Simple idea to fix it

LLMs don’t know everything. Lacking or stale knowledge is a big problem for a factual task. The obvious fix is to teach the model your facts. As an example, to respond to questions like “Who is the tallest guy on our team?”, you might modify the LLM with your team’s height data.

Two problems:

  • A small dataset can hardly steer a huge model.
  • High-quality fine-tuning is still non-trivial and expensive, notably if your facts change frequently, even with modern techniques (LoRA/QLoRA, PEFT).
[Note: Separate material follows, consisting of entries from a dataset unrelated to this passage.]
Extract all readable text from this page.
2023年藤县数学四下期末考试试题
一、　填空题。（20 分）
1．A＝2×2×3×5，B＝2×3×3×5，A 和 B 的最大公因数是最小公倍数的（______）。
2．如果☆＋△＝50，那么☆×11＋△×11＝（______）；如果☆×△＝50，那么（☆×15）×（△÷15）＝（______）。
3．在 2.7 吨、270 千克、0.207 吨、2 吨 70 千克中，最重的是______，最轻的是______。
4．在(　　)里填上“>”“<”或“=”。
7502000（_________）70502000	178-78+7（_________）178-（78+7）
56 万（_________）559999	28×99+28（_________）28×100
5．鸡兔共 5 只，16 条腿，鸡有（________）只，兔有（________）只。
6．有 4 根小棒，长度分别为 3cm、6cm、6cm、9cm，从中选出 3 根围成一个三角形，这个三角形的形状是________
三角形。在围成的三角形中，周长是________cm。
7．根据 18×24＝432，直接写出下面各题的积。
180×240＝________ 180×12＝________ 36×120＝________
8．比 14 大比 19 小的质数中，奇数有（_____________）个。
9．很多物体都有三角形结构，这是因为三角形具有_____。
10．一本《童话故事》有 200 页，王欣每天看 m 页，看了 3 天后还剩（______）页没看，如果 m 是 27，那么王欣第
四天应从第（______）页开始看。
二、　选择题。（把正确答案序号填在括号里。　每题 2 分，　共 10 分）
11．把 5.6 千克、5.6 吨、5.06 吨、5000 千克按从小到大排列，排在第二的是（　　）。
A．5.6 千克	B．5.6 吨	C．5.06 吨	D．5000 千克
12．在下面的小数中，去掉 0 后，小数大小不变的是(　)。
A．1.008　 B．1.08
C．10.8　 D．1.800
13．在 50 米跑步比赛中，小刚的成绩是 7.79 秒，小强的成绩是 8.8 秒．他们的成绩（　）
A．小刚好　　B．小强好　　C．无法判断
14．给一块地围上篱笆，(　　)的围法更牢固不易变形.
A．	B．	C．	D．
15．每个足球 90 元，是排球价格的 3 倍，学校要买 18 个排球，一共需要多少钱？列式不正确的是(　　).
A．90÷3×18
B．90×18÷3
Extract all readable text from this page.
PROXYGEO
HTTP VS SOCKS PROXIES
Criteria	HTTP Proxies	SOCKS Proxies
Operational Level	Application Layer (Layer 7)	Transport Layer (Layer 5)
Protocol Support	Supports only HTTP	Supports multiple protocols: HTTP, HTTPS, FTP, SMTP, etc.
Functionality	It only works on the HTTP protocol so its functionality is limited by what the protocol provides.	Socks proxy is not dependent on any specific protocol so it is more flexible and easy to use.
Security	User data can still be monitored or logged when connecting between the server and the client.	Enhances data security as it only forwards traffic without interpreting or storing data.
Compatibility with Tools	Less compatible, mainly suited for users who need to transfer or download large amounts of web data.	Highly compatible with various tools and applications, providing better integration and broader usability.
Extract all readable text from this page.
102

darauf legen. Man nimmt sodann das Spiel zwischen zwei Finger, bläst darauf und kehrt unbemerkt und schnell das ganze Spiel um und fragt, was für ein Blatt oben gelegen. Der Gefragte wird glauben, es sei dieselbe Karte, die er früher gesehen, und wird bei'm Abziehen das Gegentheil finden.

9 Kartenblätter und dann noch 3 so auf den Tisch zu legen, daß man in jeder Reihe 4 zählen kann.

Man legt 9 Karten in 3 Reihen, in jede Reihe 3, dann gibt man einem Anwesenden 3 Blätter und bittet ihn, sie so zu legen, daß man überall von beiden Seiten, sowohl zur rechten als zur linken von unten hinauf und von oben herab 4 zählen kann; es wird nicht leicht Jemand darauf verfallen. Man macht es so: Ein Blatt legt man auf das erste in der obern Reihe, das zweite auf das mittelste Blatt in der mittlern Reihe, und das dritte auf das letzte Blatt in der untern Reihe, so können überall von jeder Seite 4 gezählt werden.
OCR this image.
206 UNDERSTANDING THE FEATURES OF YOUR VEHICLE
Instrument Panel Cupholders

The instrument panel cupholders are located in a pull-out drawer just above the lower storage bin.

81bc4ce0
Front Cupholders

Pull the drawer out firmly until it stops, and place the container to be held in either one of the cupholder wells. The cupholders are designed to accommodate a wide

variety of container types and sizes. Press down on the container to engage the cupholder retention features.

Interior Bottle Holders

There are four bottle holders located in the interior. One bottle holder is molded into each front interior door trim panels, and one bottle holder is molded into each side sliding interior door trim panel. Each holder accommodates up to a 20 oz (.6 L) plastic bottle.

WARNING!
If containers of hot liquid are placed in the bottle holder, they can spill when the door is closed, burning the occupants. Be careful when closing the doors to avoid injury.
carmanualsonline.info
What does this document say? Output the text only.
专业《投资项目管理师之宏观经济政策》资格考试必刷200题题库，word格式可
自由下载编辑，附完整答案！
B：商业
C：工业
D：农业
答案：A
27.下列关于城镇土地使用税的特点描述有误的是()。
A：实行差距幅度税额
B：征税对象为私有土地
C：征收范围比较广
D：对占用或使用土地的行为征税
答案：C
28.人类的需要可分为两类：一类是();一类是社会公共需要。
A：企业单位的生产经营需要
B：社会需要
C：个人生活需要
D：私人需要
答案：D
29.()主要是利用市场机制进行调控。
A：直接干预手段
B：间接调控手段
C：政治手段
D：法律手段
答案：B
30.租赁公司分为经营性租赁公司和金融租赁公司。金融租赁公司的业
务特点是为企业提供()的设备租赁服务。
A clever way is to keep the base LLM as is at query time, then fetch relevant facts and feed them into the prompt.

Retrieve -> Augment -> Generate

How RAG Works (Steps)

If you want to read more about how RAG works (Step by Step), look at the diagram by AWS for RAG:

At a high level:

  • User asks a question. For example, if user question, the system receives the user question with an instruction-style prompt (eg: Answer the question below).
  • Get relevant data (documents, snippets, database rows) that probably include the answer. This would augment your original prompt with those retrieved passages.
  • Create response with the LLM (which conditions on the augmented prompt). Include the answer (if necessary in citation format)

This flow depends on two abilities: neural retrieval and instruction-following generation.

Neural Retrieval (a short walk-through)

The majority of systems for RAG rely on neural retrieval, focusing on semantic similarity between the user question and candidate passages. How it works:

  • Use an embedding model to embed each document/passage into a vector. Nearby vectors are associated with semantically similar texts.
  • Store these vectors in a vector database (designed for speedy nearest-neighbor search).
  • At query time you can embed the question of the user and find the closest vectors in the DB.
  • Use the attached passages to feed the prompt.

So, we value the term “retrieval” over “search”. Not only does it seek matching strings, but it also extracts semantically meaningful chunks for the LLM to access downstream.

When Should You Use RAG?

RAG is so useful for a good cause because: it’s relatively easy to deploy (and effective to do): Inhibiting hallucinations (response depends on retrieved text). Missing knowledge should be added to the database without the base model needing to be re-trained.

Common use cases:

  • Addressing new information through questioning LLMs have knowledge up to their training cutoffs (unless integrated browsing/tools are provided in the product). For example, the public training cutoff for GPT-4 is broadly reported to be April 2023. Ask about something that occurred this month, and you've got to provide context. If you'd like to bring the data (news, docs, analytics) to you now use RAG for providing the current information and respond.
  • Addressing proprietary or niche data with a question about it Think company policies, internal wikis, compliance manuals, product specs, meeting notes; these are not found in public training data. This data is no longer public or a matter of corporate governance. You could do model tuning using these, but it became necessary to retune whenever the docs changed. In the case of RAG, it simply moves on to an updated document store and does not require re-training your model.